PARIS, Jan 10 (AFP): Major Iranian cities were gripped overnight by new mass rallies denouncing the Islamic republic, as the son of the ousted shah urged protesters on Saturday to plan to seize city centres.
The two weeks of protests have posed one of the biggest challenges to the theocratic authorities who have ruled Iran since the 1979 Islamic revolution, although supreme leader Ayatollah Ali Khamenei has expressed defiance and blamed the United States.
Following the movement's largest protests yet on Thursday, new demonstrations took place late Friday, according to images verified by AFP and other videos published on social media.
This was despite an internet shutdown imposed by the authorities, with monitor Netblocks saying early Saturday that "metrics show the nationwide internet blackout remains in place at 36 hours".
In Tehran's Saadatabad district, people banged pots and chanted anti-government slogans including "death to Khamenei" as cars honked in support, a video verified by AFP showed.
Other images disseminated on social media and by Persian-language television channels based outside Iran showed similar large protests elsewhere in the capital, as well as in the eastern city of Mashhad, Tabriz in the north and the holy city of Qom.

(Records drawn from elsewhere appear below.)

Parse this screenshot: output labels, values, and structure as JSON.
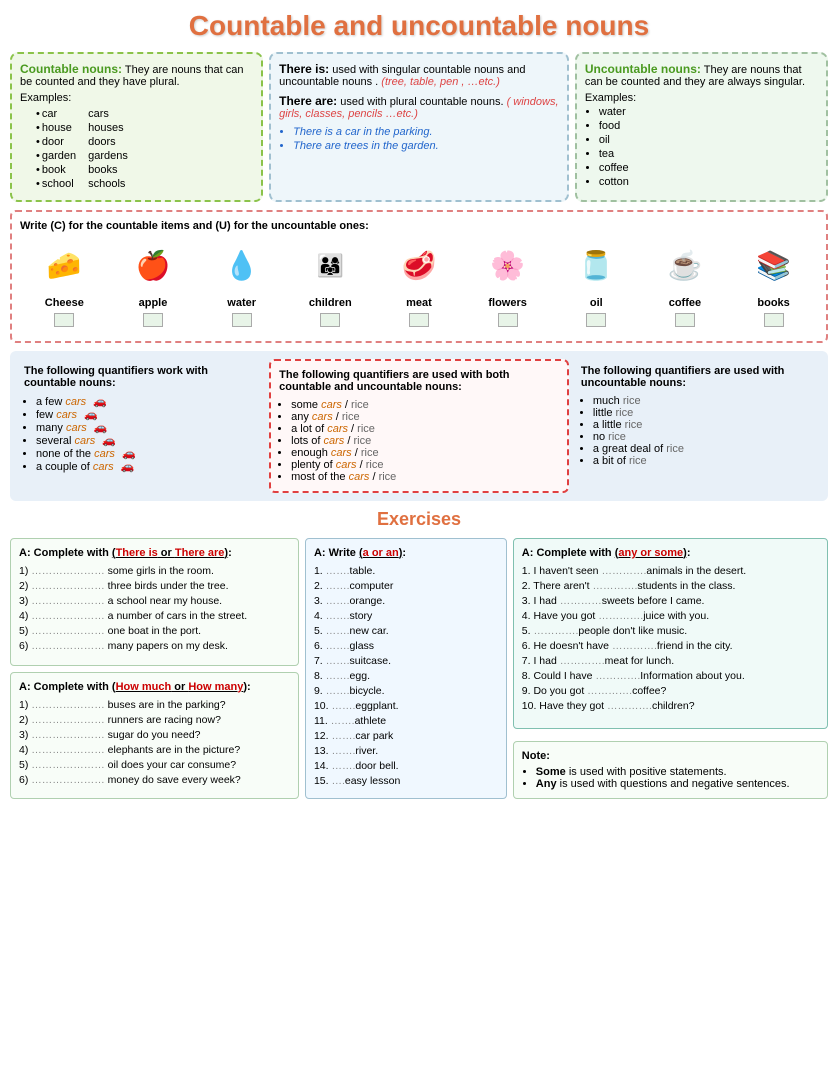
{
  "title": "Countable and uncountable nouns",
  "countable": {
    "title": "Countable nouns:",
    "desc": "They are nouns that can be counted and they have plural.",
    "examples_label": "Examples:",
    "items": [
      {
        "singular": "car",
        "plural": "cars"
      },
      {
        "singular": "house",
        "plural": "houses"
      },
      {
        "singular": "door",
        "plural": "doors"
      },
      {
        "singular": "garden",
        "plural": "gardens"
      },
      {
        "singular": "book",
        "plural": "books"
      },
      {
        "singular": "school",
        "plural": "schools"
      }
    ]
  },
  "there": {
    "there_is_title": "There is:",
    "there_is_desc": "used with singular countable nouns and uncountable nouns .",
    "there_is_examples": "(tree, table, pen , …etc.)",
    "there_are_title": "There are:",
    "there_are_desc": "used with plural countable nouns.",
    "there_are_examples": "( windows, girls, classes, pencils …etc.)",
    "bullets": [
      "There is a car in the parking.",
      "There are trees in the garden."
    ]
  },
  "uncountable": {
    "title": "Uncountable nouns:",
    "desc": "They are nouns that can be counted and they are always singular.",
    "examples_label": "Examples:",
    "items": [
      "water",
      "food",
      "oil",
      "tea",
      "coffee",
      "cotton"
    ]
  },
  "write_exercise": {
    "title": "Write (C) for the countable items and (U) for the uncountable ones:",
    "items": [
      {
        "label": "Cheese",
        "icon": "🧀"
      },
      {
        "label": "apple",
        "icon": "🍎"
      },
      {
        "label": "water",
        "icon": "💧"
      },
      {
        "label": "children",
        "icon": "👨‍👩‍👧"
      },
      {
        "label": "meat",
        "icon": "🥩"
      },
      {
        "label": "flowers",
        "icon": "🌸"
      },
      {
        "label": "oil",
        "icon": "🫙"
      },
      {
        "label": "coffee",
        "icon": "☕"
      },
      {
        "label": "books",
        "icon": "📚"
      }
    ]
  },
  "quantifiers": {
    "countable_title": "The following quantifiers work with countable nouns:",
    "countable_items": [
      "a few cars",
      "few cars",
      "many  cars",
      "several cars",
      "none of the cars",
      "a couple of cars"
    ],
    "both_title": "The following quantifiers are used with both countable and uncountable nouns:",
    "both_items": [
      "some cars / rice",
      "any cars / rice",
      "a lot of cars / rice",
      "lots of cars / rice",
      "enough cars / rice",
      "plenty of cars / rice",
      "most of the cars / rice"
    ],
    "uncountable_title": "The following quantifiers are used with uncountable nouns:",
    "uncountable_items": [
      "much rice",
      "little rice",
      "a little rice",
      "no rice",
      "a great deal of rice",
      "a bit of rice"
    ]
  },
  "exercises_title": "Exercises",
  "ex1": {
    "title": "A: Complete with (There is or There are):",
    "items": [
      "………………… some girls in the room.",
      "………………… three birds under the tree.",
      "………………… a school near my house.",
      "………………… a number of cars in the street.",
      "………………… one boat in the port.",
      "………………… many papers on my desk."
    ]
  },
  "ex2": {
    "title": "A: Complete with (How much  or How many):",
    "items": [
      "………………… buses are in the parking?",
      "………………… runners are racing now?",
      "………………… sugar do you need?",
      "………………… elephants are in the picture?",
      "………………… oil does your car consume?",
      "………………… money do save every week?"
    ]
  },
  "ex3": {
    "title": "A: Write (a or an):",
    "items": [
      "…….table.",
      "…….computer",
      "…….orange.",
      "…….story",
      "…….new car.",
      "…….glass",
      "…….suitcase.",
      "…….egg.",
      "…….bicycle.",
      "…….eggplant.",
      "…….athlete",
      "…….car park",
      "…….river.",
      "…….door bell.",
      "….easy lesson"
    ]
  },
  "ex4": {
    "title": "A: Complete with (any or some):",
    "items": [
      "I haven't seen ………….animals in the desert.",
      "There aren't ………….students in the class.",
      "I had …………sweets before I came.",
      "Have you got ………….juice with you.",
      "………….people don't like music.",
      "He doesn't have ………….friend in the city.",
      "I had ………….meat for lunch.",
      "Could I have ………….Information about you.",
      "Do you got ………….coffee?",
      "Have they got ………….children?"
    ]
  },
  "note": {
    "title": "Note:",
    "items": [
      "Some is used with positive statements.",
      "Any is used with questions and negative sentences."
    ]
  }
}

In the western city of Hamedan, a man was shown waving a shah-era Iranian flag featuring the lion and the sun amid fires and people dancing.

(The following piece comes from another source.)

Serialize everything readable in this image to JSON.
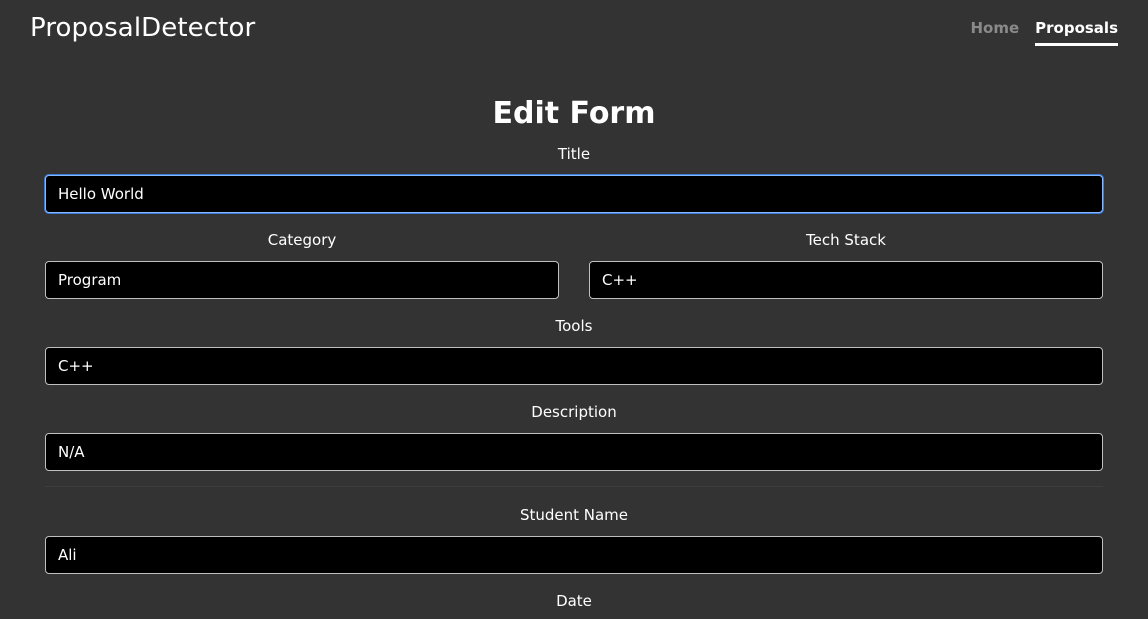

In the Pounak district of northern Iran, people were shown dancing round a fire in the middle of a highway, while in the Vakilabad district of Mashhad, a city home to one of the holiest shrines in Shiite Islam, people marched down an avenue chanting "death to Khamenei". It was not possible to immediately verify the videos.
Reza Pahlavi, the US-based son of Iran's ousted shah, hailed the "magnificent" turnout on Friday and urged Iranians to stage more targeted protests this Saturday and Sunday.
"Our goal is no longer just to take to the streets. The goal is to prepare to seize and hold city centres," Pahlavi said in a video message on social media.
Pahlavi, whose father Mohammad Reza Pahlavi was ousted by the 1979 revolution and died in 1980, added he was also "preparing to return to my homeland" at a time that he believed was "very near".
Meanwhile, US President Donald Trump issued a new warning to Iran's leaders on Friday as videos showed anti-government protests raging across the country, and authorities blacked out the internet to curb growing unrest.
Rights groups have documented dozens of deaths of protesters in nearly two weeks and, with Iranian state TV showing clashes and fires, the semi-official Tasnim news agency reported that several police officers had been killed overnight.
Trump, who bombed Iran last summer and warned Tehran last week the U.S. could come to the protesters' aid issued another warning on Friday, saying: "You better not start shooting because we'll start shooting too."
"I just hope the protesters in Iran are going to be safe, because that's a very dangerous place right now," he added.
The protests pose the biggest internal challenge in at least three years to Iran's clerical rulers, who look more vulnerable than during past bouts of unrest amid a dire economic situation and after last year's war with Israel and the United States.